# [SOLVED] problem z sypiącym się Firefox-em 3.5

## TommyV6

Witam, 

mam mały problem z Firefox-em, zaczęły się od wersji 3.0.9 firefox zaczął się sypać w bliżej nieokreślonych okolicznościach. 

Gdy zainstalowałem wersję 3.0.10 nie chciał nawet odpalić od razu "segmentował". Kasowanie .mozilla pozwalało go odpalić ale tylko 

jeden raz. Każda kolejna próba kończy się porażką (Naruszenie ochrony pamięci) 

Wersja 3.5 działa prawie normalnie, ale gdy klikam na przyciski np. "DELETE" na flickr.com aby wykasować wiadomość fx się wysypuje. 

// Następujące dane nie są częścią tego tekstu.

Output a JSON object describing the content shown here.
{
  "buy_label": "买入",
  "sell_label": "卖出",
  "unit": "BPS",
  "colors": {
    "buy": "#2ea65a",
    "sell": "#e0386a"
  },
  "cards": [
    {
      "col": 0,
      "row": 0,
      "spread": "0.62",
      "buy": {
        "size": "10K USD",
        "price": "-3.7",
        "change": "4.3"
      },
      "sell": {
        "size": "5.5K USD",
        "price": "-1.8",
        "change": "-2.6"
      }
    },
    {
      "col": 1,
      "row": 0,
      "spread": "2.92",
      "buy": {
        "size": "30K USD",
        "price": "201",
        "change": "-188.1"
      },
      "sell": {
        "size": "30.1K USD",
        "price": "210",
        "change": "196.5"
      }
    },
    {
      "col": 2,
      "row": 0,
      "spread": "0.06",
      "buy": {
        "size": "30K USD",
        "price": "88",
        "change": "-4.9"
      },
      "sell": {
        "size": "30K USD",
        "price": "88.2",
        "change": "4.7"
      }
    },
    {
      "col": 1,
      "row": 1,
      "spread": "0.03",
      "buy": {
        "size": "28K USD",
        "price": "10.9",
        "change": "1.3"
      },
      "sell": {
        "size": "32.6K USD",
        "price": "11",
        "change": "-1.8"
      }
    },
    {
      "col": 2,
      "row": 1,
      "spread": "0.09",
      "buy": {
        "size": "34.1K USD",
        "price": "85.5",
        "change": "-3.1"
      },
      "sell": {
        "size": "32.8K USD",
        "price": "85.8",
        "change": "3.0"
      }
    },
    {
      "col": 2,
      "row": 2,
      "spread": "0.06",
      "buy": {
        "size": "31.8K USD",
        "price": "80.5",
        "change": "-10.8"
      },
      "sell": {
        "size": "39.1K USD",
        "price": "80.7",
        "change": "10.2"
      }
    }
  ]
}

Emerg-uje go z lub bez jakichkolwiek flag USE próbowałem z custom-optimization i CFLAGS="-O0" oraz "-O2 -march=i686" efekty są identyczne. 

Próbowałem: make -j1  

Kompilacja nie robi problemów zero błędów, niestety nie ma też błędów przy crash-u firefox.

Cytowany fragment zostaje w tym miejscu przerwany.